IMHO, the clear benefit of TDD/Unit Testing is increasing code quality. And, if one uses the Agile methodology, Unit Testing is, IMHO, _critical_ because it gives you the "code confidence" for the many refactorings that come with each iteration.
posted by powerrush powerrush 1 year, 3 months ago
No offense intended, but a lot of the "agile" post Ive read lately have come across as condescending and dogmatic. Agilists: Rigid and inflexible.
posted by joejoejoejoe 1 year, 3 months ago
I believe in keeping my unit tests as simple as possible. What it boils down to are very simple problems. When you do something, you expect a result. Simple as that. I your unit tests are taking you so long to write, maybe they're too complicated and I believe complicated unit tests are counter productive because then you will need unit tests to test your unit tests.

I've actually had my unit tests find bugs in my code that I didn't even realize I had. Also, as powerrush mentions, its' a great way to make sure your refactoring doesn't break something, unintentionally.

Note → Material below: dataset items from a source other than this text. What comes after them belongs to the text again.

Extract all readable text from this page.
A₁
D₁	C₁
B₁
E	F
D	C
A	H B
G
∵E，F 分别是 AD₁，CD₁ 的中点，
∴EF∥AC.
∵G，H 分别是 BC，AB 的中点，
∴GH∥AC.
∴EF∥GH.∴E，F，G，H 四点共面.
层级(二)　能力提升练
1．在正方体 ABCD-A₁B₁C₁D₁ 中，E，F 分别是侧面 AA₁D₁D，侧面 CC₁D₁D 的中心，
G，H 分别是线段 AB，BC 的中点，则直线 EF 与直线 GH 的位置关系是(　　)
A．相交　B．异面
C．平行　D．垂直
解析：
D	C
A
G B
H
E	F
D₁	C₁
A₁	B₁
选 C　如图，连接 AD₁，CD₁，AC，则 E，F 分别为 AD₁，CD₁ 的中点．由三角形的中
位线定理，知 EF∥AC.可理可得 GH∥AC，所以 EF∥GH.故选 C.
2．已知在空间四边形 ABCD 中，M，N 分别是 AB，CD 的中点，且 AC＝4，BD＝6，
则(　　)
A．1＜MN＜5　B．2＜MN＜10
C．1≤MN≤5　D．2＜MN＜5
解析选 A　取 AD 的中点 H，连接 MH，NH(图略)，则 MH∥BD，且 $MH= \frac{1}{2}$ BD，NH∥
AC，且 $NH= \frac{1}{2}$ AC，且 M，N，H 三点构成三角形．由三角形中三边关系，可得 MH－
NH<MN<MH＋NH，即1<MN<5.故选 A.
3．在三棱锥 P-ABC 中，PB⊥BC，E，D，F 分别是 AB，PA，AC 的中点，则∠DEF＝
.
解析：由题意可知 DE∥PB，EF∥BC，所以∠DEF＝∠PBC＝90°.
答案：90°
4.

Sure, all of these things *should* be caught in a regression test when the product is deployed to a testing environment; however, it's much easier for a developer to make corrections to the code while it is still fresh in their mind, rather than realizing that he/she created a bug a few months down the road. This is even easier when a team has implemented continuous integration, which includes steps to run and verify unit tests.